Em Portugal, o resultado dos testes é, segundo a legislação, sigiloso e a situação ainda foge muito da americana, embora seja esse o quadro que se prevê para o futuro. «No nosso país, os testes preditivos exigem uma grande confidencialidade e os seus resultados não podem nunca ser entregues senão ao próprio, e em pessoa, durante uma consulta», diz Jorge Sequeiros. «A utilização do resultado destes testes nos empregos, por companhias de seguros ou por agências de adopção, pode levar a situações muito graves de discriminação social de pessoas ainda saudáveis apenas porque são portadoras de um dado gene mutante.»

De acordo com a Associação Portuguesa de Seguradores, no nosso país as seguradoras não estão a solicitar aos seus clientes nem aos candidatos a pessoa segura a apresentação de nenhum tipo de teste de avaliação genética, não sendo conhecidas iniciativas por parte dos seguradores no sentido de virem a exigir, para efeitos de celebração de contratos de seguro, a realização de testes desta natureza.
«É possível que a questão da discriminação genética venha a pôr-se com a generalização da oferta de testes genéticos, embora não seja ainda um problema no nosso país», diz João Lavinha. «No entanto, considero a discriminação genética injusta porque todos nós temos cerca de cinco genes defeituosos que poderão dar origem a doenças. Não é justo que as companhias queiram saber os resultados relativos às dezenas de doenças que podem detectar-se através de testes genéticos, quando há cerca de dez mil outras possíveis para as quais ainda não existem testes genéticos.»
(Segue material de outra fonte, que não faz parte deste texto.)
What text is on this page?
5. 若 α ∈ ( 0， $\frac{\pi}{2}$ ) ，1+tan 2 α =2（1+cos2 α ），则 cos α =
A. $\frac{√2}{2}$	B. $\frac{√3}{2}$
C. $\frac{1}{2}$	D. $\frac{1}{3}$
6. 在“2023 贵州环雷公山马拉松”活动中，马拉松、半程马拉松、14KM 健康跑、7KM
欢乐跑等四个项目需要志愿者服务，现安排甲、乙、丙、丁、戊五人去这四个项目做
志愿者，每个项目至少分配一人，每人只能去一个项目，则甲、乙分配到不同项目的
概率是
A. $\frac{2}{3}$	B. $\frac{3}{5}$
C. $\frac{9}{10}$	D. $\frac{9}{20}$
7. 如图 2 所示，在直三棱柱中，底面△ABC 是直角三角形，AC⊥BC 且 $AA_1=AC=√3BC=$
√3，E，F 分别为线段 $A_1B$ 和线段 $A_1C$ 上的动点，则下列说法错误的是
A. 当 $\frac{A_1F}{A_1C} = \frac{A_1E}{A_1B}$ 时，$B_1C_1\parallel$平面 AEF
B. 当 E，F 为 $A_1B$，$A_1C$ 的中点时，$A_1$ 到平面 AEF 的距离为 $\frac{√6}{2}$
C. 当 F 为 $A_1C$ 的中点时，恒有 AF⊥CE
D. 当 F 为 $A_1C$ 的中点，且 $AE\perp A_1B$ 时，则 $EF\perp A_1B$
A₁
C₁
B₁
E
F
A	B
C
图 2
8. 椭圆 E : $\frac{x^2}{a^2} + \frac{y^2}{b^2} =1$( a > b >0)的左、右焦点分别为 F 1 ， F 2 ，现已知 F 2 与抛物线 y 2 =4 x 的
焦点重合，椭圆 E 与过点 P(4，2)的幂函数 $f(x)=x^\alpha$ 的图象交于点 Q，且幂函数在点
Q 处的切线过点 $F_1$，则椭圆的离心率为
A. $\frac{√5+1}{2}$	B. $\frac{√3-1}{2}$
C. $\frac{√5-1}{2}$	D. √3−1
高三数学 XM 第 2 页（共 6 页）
Com o passar do tempo, os especialistas prevêem que os tratamentos médicos e as medidas preventivas irão passar a basear-se nas descobertas genéticas. A perspectiva para tratamento e até cura de algumas doenças reveladas nos testes é cada vez mais promissora.

«Os benefícios dos testes genéticos são inúmeros para a saúde pública, nomeadamente no respeitante à prevenção, diagnóstico e terapia de doenças», diz Luís Archer, presidente do Conselho Nacional de Ética para as Ciências da Vida. «Mas podem trazer vários problemas éticos, em parte por erradamente se julgar que os genes são tudo no homem. Há o perigo de as pessoas começarem a ser etiquetadas não pelo que são e fazem, mas pelos genes que têm, e que comecem a ser discriminadas pela sociedade por terem um gene que daqui a 20 ou 30 anos quase de certeza lhes trará uma doença incurável ou por predisposições que têm nos seus genes, mesmo que, pelo ambiente e estilo de vida, elas nunca venham a manifestar-se. Poderíamos então passar da democracia à genocracia.»

O teste genético tem um enorme potencial para o bem, mas também para o mal. Se estiver a pensar em submeter-se a um teste genético, informe-se primeiro junto de um médico especialista em genética que tenha consulta de aconselhamento genético, para depois poder tomar a decisão acertada.